The value of the pound Sterling has dropped significantly since the Conservative party’s statement on Friday. It is now at an all time low against the US dollars.
The shadow chancellor described the Conservative party’s track record as “12 years of failure”, adding: “It’s time for a government that is on your side, and that government is a Labour government.”
She said: “The prime minister is content to let energy giants pocket the cash and leave your children and your grandchildren to pick up the tab.”
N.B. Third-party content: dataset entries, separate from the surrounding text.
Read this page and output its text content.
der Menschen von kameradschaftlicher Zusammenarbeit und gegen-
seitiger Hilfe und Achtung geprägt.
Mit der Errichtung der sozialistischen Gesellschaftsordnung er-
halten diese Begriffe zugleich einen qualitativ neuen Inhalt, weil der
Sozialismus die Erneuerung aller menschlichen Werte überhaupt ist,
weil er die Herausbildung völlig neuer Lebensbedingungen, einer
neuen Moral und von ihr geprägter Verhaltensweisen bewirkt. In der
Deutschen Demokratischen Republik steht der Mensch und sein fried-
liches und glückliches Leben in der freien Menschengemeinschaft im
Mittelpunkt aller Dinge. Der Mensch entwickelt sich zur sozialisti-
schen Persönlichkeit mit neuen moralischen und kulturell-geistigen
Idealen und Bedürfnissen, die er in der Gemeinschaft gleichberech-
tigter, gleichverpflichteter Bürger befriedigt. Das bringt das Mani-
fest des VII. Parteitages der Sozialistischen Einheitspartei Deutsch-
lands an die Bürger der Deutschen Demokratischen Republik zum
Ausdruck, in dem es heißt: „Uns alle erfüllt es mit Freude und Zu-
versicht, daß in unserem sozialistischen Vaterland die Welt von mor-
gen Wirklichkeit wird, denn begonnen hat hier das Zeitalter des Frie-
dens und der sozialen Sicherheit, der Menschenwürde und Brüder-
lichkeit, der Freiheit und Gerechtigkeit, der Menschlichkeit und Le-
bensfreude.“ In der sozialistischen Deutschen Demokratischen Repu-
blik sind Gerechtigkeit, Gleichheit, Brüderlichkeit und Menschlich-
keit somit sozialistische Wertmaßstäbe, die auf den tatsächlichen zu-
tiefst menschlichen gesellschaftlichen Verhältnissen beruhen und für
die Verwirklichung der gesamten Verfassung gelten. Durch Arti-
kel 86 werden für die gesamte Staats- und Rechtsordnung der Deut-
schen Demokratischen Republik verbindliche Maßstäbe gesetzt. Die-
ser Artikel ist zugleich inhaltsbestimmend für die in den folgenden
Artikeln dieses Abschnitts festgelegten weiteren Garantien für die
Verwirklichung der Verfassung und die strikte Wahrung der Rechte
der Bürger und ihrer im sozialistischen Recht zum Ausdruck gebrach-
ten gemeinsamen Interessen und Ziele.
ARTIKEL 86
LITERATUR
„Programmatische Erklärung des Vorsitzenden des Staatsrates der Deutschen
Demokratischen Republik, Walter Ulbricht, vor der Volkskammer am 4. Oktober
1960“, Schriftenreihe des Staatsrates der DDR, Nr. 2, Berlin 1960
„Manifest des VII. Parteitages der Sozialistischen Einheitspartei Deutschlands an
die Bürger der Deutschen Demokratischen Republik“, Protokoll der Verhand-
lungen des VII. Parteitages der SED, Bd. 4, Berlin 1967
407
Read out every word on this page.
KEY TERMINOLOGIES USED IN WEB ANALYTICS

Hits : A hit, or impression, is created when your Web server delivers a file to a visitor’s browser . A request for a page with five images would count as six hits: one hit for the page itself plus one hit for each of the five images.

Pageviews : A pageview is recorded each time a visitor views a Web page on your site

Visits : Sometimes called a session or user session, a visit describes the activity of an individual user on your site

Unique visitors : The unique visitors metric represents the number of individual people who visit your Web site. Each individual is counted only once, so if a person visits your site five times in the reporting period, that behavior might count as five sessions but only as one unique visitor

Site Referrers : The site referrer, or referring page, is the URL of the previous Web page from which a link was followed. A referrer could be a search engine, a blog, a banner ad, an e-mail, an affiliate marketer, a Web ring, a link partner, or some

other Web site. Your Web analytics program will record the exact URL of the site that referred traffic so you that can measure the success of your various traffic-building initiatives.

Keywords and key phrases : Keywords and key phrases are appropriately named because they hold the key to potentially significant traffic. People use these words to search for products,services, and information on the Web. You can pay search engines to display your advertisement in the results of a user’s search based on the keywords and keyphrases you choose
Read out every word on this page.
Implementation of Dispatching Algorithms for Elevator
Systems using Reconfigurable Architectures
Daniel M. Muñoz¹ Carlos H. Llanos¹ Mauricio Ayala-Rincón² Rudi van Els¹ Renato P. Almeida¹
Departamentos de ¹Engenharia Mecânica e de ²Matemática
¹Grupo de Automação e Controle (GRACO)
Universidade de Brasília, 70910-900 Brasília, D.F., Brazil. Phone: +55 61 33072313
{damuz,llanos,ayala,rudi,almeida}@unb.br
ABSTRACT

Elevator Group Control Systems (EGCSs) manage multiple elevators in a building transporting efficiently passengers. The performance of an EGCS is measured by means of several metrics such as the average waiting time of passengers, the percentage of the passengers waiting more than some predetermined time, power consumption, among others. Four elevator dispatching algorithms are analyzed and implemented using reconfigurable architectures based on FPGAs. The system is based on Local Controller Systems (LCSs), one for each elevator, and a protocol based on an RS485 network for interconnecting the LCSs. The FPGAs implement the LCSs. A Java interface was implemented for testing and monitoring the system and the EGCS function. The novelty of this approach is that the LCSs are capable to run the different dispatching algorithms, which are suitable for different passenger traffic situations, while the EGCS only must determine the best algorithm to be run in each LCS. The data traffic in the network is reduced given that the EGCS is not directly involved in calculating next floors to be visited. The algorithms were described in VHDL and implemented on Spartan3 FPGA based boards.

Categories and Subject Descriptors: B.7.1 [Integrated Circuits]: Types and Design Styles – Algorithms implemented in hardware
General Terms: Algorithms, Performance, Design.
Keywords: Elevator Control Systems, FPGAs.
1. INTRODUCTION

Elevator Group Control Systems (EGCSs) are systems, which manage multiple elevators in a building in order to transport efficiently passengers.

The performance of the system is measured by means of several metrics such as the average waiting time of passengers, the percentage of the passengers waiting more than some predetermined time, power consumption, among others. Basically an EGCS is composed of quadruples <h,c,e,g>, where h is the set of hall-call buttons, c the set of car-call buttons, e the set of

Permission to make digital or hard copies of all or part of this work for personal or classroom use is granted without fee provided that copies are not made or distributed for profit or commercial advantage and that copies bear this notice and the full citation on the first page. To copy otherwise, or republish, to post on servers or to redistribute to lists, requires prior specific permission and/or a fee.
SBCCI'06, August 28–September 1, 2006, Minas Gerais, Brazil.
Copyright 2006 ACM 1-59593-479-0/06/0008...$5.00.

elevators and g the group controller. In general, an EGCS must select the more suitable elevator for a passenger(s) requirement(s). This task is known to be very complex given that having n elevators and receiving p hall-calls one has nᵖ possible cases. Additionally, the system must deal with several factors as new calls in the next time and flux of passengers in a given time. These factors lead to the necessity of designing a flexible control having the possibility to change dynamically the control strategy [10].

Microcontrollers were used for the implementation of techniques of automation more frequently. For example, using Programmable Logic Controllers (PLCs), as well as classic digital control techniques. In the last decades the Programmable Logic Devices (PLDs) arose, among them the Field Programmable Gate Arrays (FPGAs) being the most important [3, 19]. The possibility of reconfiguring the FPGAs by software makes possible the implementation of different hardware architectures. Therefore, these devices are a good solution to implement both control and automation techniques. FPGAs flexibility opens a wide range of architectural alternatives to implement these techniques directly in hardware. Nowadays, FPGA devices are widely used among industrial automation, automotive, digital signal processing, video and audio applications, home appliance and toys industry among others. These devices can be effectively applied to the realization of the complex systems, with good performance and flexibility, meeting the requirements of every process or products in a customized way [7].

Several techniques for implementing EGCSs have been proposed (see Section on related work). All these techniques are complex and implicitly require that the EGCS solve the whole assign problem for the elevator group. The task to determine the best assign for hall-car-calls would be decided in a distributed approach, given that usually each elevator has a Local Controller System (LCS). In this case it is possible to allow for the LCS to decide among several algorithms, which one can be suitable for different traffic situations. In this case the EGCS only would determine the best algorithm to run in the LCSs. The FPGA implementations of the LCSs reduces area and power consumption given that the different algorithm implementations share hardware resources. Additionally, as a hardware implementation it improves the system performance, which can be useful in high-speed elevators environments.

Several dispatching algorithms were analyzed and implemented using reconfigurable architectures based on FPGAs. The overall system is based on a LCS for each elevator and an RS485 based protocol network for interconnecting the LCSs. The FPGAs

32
Reeves explained her plan for Labour if she was elected. Reeves explains how the money would go to fund more NHS staff and says Labour would use the revenue generated by a 45% tax increase.
“I can tell you: with a Labour government, those at the top will pay their fair share.
The 45p top income tax rate is returning.
Here’s what we will do with that money:
The next Labour government will double district nurses who are qualified every year to train. We will train over 5,000 new health workers. Every year, we will place 10,000 additional nurses and midwives.
We will double the number of medical school students to ensure that the NHS has the doctors it needs.
It will be up to us to repair the damage done by the Tories. We have done it before and, conference we will do it again.”
She used the analogy of the chancellor and prime minister resembling “two desperate gamblers in a casino, chasing a losing run. But they’re not gambling with their money, they’re gambling with yours.”